Толпа в едином порыве безнадёжного бесстрашия атаковала сразу все четверо ворот. В ворота, перегороженные тушей слона, некоторым прорваться всё же удалось, — не всех успевал элефант вбивать шипастым бревном-дубиной, зажатым в хоботе, в каменную мостовую, не всех рубил лезвиями, прикрученными к бивням. Но тех, кто прорвался, пробежал-таки под ногами бронированного гиганта, аккуратно снимали стрелки, засевшие на стенах и спинах слонов. В северных и южных воротах атака также захлебнулась, — люди с голыми руками шли против вооружённых всадников. Но, тем не менее, с немалыми потерями для конников. Многих успели стащить с лошадей и разорвать вместе с железом, в которое те были закованы, прежде чем толпу порубили. В западные ворота люди шли обречённо. «Сюда бы мне секиру! Уж я бы им показал!», орал здоровенный мужик, скручивая туловище зомби поперёк, и разрывая его напополам. Но это было после того, как зомби порвали первые восемь рядов людей.

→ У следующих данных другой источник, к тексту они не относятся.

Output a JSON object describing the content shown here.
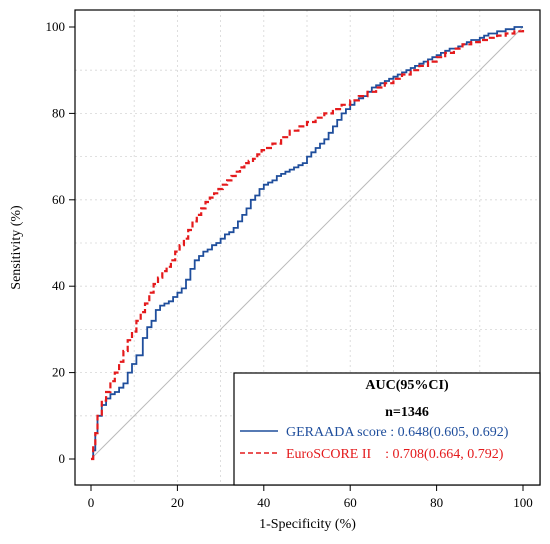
{
  "chart_data": {
    "type": "line",
    "xlabel": "1-Specificity (%)",
    "ylabel": "Sensitivity (%)",
    "xlim": [
      0,
      100
    ],
    "ylim": [
      0,
      100
    ],
    "xticks": [
      0,
      20,
      40,
      60,
      80,
      100
    ],
    "yticks": [
      0,
      20,
      40,
      60,
      80,
      100
    ],
    "grid": true,
    "legend_position": "bottom-right",
    "legend": {
      "title": "AUC(95%CI)",
      "subtitle": "n=1346",
      "entries": [
        {
          "label": "GERAADA score : 0.648(0.605, 0.692)",
          "color": "#1f4e9c",
          "style": "solid"
        },
        {
          "label": "EuroSCORE II    : 0.708(0.664, 0.792)",
          "color": "#e41a1c",
          "style": "dashed"
        }
      ]
    },
    "series": [
      {
        "name": "GERAADA score",
        "color": "#1f4e9c",
        "style": "solid",
        "x": [
          0,
          0.5,
          1,
          1.5,
          2.5,
          3.5,
          4.5,
          5.5,
          6.5,
          7.5,
          8.5,
          9.5,
          10.5,
          12,
          13,
          14,
          15,
          16,
          17,
          18,
          19,
          20,
          21,
          22,
          23,
          24,
          25,
          26,
          27,
          28,
          29,
          30,
          31,
          32,
          33,
          34,
          35,
          36,
          37,
          38,
          39,
          40,
          41,
          42,
          43,
          44,
          45,
          46,
          47,
          48,
          49,
          50,
          51,
          52,
          53,
          54,
          55,
          56,
          57,
          58,
          59,
          60,
          61,
          62,
          63,
          64,
          65,
          66,
          67,
          68,
          69,
          70,
          71,
          72,
          73,
          74,
          75,
          76,
          77,
          78,
          79,
          80,
          81,
          82,
          83,
          84,
          85,
          86,
          87,
          88,
          89,
          90,
          91,
          92,
          93,
          94,
          95,
          96,
          97,
          98,
          99,
          100
        ],
        "y": [
          0,
          2,
          6,
          10,
          12.5,
          14,
          15,
          15.5,
          16.5,
          17.5,
          20,
          22,
          24,
          28,
          30.5,
          32,
          34.5,
          35.5,
          36,
          36.5,
          37.5,
          38.5,
          39.5,
          41.5,
          44,
          46,
          47,
          48,
          48.5,
          49.5,
          50,
          51,
          52,
          52.5,
          53.5,
          55,
          56.5,
          58,
          60,
          61,
          62.5,
          63.5,
          64,
          64.5,
          65.5,
          66,
          66.5,
          67,
          67.5,
          68,
          68.5,
          70,
          71,
          72,
          73,
          74,
          75.5,
          77,
          78.5,
          80,
          81,
          82,
          83,
          83.5,
          84,
          85,
          86,
          86.5,
          87,
          87.5,
          88,
          88.5,
          89,
          89.5,
          90,
          90.5,
          91,
          91.5,
          92,
          92.5,
          93,
          93.5,
          94,
          94.5,
          95,
          95,
          95.5,
          96,
          96.5,
          97,
          97,
          97.5,
          98,
          98.5,
          98.5,
          99,
          99,
          99.5,
          99.5,
          100,
          100,
          100
        ]
      },
      {
        "name": "EuroSCORE II",
        "color": "#e41a1c",
        "style": "dashed",
        "x": [
          0,
          0.5,
          1,
          1.5,
          2.5,
          3.5,
          4.5,
          5.5,
          6.5,
          7.5,
          8.5,
          9.5,
          10.5,
          11.5,
          12.5,
          13.5,
          14.5,
          15.5,
          16.5,
          17.5,
          18.5,
          19.5,
          20.5,
          21.5,
          22.5,
          23.5,
          24.5,
          25.5,
          26.5,
          27.5,
          28.5,
          29.5,
          30.5,
          31.5,
          32.5,
          33.5,
          34.5,
          35.5,
          36.5,
          37.5,
          38.5,
          39.5,
          40.5,
          42,
          44,
          46,
          48,
          50,
          52,
          54,
          56,
          58,
          60,
          62,
          64,
          66,
          68,
          70,
          72,
          74,
          76,
          78,
          80,
          82,
          84,
          86,
          88,
          90,
          92,
          94,
          96,
          98,
          100
        ],
        "y": [
          0,
          3,
          6,
          10,
          13.5,
          15.5,
          18,
          20,
          22.5,
          25,
          27.5,
          29.5,
          32,
          34,
          36,
          38.5,
          40.5,
          42,
          43.5,
          44.5,
          46,
          48,
          49.5,
          51,
          53,
          55,
          56.5,
          58,
          59.5,
          60.5,
          61.5,
          62.5,
          63.5,
          64.5,
          65.5,
          66.5,
          67.5,
          68.5,
          69,
          69.5,
          70.5,
          71.5,
          72,
          73,
          74.5,
          76,
          77,
          78,
          79,
          80,
          81,
          82,
          83,
          84,
          85,
          86,
          87,
          88,
          89,
          90,
          91,
          92,
          93,
          94,
          95,
          96,
          96.5,
          97,
          97.5,
          98,
          98.5,
          99,
          100
        ]
      }
    ],
    "reference_line": {
      "x": [
        0,
        100
      ],
      "y": [
        0,
        100
      ],
      "color": "#bbbbbb"
    }
  }
}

И всё-таки людям удалось снести заслон из мертвецов, и многие из них смогли вооружиться тем, что попадалось под руку: цепями, кольями, трофейными мечами и копьями. Сражались плечом к плечу те, кто раньше ненавидел и презирал друг друга. Те, кто раньше почитал жрецов Обители как богов, как наместников Раг-Каззора на земле, и те, кто ненавидел Орден Ках-Норр всей душой. Теперь они стали ненавидеть Обитель ещё больше, а первые впервые узнали ненависть. С глаз фанатиков спала пелена, вернее была растворена и смыта чужой кровью, они поняли, как глубоко заблуждались. Теперь им предстояло столкнуться с гвардией из адептов, перегородивших ущелье прохода меж каменных стен. А оставалось людей из пятидесяти тысяч тех, кто был вначале, всего тысяч семь-шесть.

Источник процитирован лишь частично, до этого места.